Cela fait des mois que je guette les BD de Guy Delisle en bibliothèque mais elles sont toujours prises d'assaut. Le bon côté de rester à Paris pendant les vacances, c'est que certaines deviennent plus disponibles.

J'ai donc enfin découvert les premières créations de cet auteur. Travaillant dans un studio d'animation, il est envoyé à Shenzhen où travaille une armada de chinois. Ils dessinent Papyrus, la BD de notre enfance, qui est ensuite diffusée à la télé. J'ignorais totalement cette sous-traitance de la série télévisée à l'autre bout du monde ! 

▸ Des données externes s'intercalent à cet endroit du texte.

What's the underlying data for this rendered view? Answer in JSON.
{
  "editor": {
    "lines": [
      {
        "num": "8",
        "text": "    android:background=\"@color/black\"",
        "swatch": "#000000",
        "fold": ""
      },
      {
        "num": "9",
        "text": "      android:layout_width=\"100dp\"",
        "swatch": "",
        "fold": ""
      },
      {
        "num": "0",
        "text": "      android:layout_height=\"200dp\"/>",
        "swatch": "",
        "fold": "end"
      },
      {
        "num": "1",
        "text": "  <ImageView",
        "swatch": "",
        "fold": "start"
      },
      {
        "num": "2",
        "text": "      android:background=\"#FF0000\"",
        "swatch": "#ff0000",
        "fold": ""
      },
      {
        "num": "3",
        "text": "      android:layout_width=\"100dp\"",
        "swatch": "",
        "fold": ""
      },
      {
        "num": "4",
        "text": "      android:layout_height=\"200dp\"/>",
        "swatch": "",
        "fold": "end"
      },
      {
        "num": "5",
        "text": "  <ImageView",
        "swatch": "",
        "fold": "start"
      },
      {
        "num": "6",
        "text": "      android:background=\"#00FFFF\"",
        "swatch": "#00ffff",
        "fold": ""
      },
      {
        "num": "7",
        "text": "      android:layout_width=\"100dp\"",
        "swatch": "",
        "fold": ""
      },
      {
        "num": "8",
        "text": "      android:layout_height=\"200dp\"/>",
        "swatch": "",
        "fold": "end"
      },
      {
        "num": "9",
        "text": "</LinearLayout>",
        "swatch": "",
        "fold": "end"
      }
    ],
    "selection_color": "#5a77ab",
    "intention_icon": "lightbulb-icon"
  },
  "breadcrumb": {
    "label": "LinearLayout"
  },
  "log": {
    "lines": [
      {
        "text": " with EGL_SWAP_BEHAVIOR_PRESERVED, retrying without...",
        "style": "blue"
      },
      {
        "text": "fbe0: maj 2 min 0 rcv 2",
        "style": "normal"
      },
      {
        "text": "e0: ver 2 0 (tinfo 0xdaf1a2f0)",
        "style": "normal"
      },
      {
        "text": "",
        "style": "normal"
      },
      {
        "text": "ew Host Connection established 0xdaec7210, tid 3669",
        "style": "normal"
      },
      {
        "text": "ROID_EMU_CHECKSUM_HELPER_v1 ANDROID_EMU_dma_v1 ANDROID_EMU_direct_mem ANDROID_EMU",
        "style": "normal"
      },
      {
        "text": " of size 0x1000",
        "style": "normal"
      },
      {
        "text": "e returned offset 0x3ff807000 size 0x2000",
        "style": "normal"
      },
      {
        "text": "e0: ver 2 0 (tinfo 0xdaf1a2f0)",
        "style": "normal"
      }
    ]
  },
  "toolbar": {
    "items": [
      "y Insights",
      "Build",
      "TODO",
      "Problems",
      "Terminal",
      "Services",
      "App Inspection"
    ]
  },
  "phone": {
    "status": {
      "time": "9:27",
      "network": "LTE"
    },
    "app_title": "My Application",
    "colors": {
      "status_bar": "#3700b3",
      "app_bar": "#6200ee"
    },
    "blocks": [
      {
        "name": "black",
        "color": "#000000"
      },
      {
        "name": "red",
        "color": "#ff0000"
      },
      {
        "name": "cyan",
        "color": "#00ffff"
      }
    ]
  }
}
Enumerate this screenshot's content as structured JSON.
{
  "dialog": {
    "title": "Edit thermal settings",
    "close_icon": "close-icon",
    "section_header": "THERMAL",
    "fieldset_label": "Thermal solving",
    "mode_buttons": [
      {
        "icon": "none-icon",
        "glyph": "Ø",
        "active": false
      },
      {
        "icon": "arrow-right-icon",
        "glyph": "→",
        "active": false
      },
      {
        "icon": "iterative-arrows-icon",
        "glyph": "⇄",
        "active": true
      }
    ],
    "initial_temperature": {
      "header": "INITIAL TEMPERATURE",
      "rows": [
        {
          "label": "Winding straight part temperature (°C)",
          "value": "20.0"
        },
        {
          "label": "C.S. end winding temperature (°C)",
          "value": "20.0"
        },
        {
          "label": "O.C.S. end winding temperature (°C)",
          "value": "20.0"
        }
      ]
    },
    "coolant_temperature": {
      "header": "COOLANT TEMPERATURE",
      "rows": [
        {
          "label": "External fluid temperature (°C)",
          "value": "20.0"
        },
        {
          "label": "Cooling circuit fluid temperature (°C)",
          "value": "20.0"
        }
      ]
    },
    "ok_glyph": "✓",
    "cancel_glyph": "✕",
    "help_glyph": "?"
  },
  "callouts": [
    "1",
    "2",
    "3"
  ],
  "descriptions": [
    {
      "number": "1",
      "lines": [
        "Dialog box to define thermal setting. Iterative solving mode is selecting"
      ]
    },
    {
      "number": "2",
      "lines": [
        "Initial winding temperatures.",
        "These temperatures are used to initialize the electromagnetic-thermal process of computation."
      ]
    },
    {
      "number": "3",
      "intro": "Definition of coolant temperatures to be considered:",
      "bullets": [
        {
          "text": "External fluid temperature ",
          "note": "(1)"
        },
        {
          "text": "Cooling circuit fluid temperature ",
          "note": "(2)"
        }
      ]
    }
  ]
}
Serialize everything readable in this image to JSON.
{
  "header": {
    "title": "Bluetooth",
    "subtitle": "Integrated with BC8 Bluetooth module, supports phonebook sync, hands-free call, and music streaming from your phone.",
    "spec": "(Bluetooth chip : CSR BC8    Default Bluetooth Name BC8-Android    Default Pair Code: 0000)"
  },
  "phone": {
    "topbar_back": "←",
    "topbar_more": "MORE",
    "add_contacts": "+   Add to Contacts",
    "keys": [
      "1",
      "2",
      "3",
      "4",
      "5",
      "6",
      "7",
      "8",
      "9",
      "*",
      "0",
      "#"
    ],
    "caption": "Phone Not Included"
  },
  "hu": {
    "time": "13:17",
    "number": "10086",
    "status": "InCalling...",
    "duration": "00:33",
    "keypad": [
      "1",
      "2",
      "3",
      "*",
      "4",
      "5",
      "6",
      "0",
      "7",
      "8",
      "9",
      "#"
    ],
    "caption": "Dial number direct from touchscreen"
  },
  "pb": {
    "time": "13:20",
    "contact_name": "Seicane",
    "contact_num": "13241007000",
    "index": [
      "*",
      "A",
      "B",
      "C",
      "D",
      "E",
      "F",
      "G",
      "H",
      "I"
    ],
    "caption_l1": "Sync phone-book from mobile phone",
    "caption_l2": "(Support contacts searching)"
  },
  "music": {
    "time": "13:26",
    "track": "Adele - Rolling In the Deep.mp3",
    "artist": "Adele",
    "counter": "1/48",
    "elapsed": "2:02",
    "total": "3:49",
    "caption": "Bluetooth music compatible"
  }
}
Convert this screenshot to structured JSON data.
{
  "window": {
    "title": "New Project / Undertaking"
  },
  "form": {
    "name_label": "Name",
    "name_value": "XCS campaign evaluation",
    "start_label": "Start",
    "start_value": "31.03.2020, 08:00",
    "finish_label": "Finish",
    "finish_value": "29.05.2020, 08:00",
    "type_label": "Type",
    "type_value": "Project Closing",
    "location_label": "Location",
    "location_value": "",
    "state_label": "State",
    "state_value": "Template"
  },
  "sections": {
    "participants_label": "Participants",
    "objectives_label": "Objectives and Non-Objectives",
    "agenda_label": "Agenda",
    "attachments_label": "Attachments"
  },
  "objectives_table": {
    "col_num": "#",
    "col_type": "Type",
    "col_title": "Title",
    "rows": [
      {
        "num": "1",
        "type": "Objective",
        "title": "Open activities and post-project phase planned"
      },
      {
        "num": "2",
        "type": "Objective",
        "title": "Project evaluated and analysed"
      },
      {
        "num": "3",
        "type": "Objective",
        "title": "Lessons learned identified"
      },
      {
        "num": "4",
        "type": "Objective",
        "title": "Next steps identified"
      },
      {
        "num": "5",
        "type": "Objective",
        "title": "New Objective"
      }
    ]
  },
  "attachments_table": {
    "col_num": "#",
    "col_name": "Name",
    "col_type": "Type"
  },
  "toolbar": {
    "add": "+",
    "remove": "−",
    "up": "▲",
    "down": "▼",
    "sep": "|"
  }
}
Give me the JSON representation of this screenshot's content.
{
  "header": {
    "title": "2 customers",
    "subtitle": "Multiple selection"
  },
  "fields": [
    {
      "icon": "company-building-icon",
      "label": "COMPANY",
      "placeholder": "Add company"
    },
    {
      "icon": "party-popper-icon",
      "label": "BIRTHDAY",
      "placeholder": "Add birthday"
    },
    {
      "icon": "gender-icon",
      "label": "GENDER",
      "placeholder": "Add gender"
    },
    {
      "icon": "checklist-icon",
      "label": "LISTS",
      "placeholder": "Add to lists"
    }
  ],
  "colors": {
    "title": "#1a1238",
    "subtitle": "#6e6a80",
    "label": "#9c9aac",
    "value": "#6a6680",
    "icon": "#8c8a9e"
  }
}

Shenzhen, c'est d'abord une chambre d'hôtel et un vigile qui teste son anglais. C'est la "maison" de l'auteur pendant ces quelques mois en Chine. 
Et c'est le studio d'animation avec une traductrice pas très fun. Il y a aussi les week-end en expedition à Hong-Kong et Canton. 
Mais l'essentiel se déroule à Shenzhen où notre occidental tente de se faire comprendre. Rien n'est facile lorsqu'on ne parle pas la langue, même commander un repas ! Mais plutôt que de communiquer, l'auteur peut observer. Il note ainsi comment traverser un flot ininterrompu de vélos, comment se faire servir au resto, de combien d'étages grandissent les immeubles en un week-end, etc...

Delisle Shenzhen
DR
Une BD pleine d'humour et d'autodérision, qui rend bien le malaise et l'ennui de l'auteur paumé dans ce pays.